$1_{A}$, the characteristic function of the set $A \subset \mathbb{R}$, is defined by:
$$ 1_{A}(x)=\begin{cases} 1,& \text{ for } x \in A\\ 0,& \text{ for } x \notin A \end{cases} $$ Show that $\sideset{^*}{}(1_{A}) = 1_{ \sideset{^*}{}{A}}$
This is exercise (3.36) from Sousa Pinto's Infinitesimal Methods for Mathematical Analysis.
I was trying to prove the equality, but I found out that: $$ (1,0,1,0,1,...) \in \sideset{^*}{}(1_{A})(\sideset{^*}{}{\mathbb{R}})\\ (1,0,1,0,1,...) \notin 1_{ \sideset{^*}{}{A}}(\sideset{^*}{}{\mathbb{R}}) $$ because
$$ 1_{ \sideset{^*}{}{A}} = \begin{cases} (1,1,1,...),& \text{ for } \sideset{^*}{}{x} \in \sideset{^*}{}{A} \\ (0,0,0,...), & \text{ for } \sideset{^*}{}{x} \notin \sideset{^*}{}{A} \end{cases} $$ and $(1,0,1,0,1,...)\neq(1,1,1,...) \land (1,0,1,0,1,...)\neq(0,0,0,...)$, is it right?

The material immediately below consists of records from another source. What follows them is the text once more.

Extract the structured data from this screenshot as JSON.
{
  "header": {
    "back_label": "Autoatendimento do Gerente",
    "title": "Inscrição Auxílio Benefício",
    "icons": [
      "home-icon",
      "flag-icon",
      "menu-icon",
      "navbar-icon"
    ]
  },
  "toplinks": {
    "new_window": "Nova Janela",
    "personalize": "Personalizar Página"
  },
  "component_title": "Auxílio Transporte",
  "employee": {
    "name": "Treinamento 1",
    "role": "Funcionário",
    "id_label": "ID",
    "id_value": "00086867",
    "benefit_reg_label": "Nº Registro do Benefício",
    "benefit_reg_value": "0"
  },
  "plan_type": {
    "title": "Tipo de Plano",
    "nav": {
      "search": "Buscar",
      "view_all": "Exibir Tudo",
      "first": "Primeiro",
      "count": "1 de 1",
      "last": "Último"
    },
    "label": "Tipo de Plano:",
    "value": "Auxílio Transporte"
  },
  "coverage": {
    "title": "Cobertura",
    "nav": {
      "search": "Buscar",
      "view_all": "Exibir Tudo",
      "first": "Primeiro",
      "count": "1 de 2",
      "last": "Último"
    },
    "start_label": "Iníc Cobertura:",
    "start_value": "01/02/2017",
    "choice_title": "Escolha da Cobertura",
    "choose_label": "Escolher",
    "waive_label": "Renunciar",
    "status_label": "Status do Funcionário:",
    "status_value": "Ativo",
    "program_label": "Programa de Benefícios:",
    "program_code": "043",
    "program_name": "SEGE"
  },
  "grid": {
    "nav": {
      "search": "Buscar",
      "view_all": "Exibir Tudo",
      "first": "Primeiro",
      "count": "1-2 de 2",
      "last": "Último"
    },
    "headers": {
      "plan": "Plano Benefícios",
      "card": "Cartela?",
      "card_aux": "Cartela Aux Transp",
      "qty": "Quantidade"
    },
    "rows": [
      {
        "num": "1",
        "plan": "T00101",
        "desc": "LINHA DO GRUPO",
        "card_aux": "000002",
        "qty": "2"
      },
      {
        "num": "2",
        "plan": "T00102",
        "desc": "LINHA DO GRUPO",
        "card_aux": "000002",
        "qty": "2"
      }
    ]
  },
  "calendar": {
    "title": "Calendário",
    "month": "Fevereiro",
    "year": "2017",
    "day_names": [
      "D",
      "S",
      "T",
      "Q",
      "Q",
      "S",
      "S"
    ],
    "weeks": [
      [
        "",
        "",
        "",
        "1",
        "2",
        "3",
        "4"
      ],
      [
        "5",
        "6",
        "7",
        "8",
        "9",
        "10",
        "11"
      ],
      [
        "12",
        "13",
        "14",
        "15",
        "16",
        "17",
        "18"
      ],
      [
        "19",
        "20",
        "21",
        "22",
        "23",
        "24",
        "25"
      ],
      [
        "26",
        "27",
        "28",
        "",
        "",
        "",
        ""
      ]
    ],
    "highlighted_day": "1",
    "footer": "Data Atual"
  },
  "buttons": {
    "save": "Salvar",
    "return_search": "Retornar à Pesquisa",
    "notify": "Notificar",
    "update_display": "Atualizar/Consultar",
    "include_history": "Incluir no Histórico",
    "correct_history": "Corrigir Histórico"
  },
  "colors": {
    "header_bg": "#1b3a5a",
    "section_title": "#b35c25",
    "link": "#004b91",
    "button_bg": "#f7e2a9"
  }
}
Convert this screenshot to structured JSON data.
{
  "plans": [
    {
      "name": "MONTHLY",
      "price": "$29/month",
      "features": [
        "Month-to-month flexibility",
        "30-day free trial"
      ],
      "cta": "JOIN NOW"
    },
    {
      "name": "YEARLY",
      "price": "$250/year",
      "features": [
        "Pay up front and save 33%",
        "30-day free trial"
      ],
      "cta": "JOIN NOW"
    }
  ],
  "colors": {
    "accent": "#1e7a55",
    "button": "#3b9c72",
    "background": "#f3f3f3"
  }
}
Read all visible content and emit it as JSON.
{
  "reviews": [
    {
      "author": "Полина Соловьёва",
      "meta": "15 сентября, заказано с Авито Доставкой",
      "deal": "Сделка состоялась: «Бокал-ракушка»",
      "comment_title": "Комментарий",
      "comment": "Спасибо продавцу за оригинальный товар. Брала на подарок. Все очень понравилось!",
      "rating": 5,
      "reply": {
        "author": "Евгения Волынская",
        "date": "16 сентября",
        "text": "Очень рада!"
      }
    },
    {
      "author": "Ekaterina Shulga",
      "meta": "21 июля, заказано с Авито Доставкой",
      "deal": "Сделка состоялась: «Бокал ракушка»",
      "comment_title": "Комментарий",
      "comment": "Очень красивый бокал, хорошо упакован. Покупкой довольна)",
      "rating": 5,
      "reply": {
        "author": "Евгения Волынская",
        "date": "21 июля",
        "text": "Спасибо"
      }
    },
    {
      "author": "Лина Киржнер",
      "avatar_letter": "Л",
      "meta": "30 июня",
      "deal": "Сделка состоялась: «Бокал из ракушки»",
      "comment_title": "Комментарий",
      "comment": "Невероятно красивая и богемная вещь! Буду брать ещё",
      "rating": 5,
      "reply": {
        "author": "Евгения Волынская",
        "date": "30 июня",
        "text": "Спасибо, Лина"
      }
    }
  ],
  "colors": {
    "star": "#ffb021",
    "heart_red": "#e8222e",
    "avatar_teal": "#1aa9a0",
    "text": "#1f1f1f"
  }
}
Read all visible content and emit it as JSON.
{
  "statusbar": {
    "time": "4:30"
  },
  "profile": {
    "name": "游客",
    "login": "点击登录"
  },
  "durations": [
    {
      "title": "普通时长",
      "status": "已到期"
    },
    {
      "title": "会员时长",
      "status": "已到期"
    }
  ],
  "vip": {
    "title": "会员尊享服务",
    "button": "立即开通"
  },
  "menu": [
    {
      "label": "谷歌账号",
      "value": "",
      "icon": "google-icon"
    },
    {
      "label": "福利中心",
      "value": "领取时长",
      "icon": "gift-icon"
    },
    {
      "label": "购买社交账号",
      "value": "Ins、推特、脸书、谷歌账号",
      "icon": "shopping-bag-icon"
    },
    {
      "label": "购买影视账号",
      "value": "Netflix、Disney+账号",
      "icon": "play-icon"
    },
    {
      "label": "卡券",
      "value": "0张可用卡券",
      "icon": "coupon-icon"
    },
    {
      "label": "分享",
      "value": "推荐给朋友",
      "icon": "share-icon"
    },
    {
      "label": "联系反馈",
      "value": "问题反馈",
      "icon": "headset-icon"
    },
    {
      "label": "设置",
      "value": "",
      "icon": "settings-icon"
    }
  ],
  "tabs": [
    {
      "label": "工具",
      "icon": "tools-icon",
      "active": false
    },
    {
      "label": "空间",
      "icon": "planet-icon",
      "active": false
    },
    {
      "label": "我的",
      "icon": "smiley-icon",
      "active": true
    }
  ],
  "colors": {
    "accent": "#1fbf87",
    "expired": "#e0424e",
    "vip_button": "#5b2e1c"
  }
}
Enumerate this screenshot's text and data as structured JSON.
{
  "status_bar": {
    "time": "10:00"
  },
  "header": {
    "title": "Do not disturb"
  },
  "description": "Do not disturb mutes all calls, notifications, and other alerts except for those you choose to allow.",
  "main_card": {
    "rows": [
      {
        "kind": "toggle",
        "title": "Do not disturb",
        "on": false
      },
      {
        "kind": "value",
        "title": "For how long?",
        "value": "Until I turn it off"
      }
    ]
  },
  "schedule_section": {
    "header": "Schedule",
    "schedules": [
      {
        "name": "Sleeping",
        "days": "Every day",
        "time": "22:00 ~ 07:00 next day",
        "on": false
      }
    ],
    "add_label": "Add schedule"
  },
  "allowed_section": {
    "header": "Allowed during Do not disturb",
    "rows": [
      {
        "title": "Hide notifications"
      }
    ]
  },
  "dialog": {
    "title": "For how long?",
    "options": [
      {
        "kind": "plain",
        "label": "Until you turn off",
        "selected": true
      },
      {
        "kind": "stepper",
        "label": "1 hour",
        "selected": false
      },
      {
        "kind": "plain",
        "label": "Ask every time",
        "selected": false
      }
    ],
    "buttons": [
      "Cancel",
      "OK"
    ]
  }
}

This is incorrect, assuming these sequences are supposed to be representing elements of an ultrapower. Either the set of even numbers or the set of odd numbers is in your ultrafilter. In the first case, $(1,0,1,0,1,\dots)=(0,0,0,\dots)$ and in the second case $(1,0,1,0,1,\dots)=(1,1,1,\dots)$.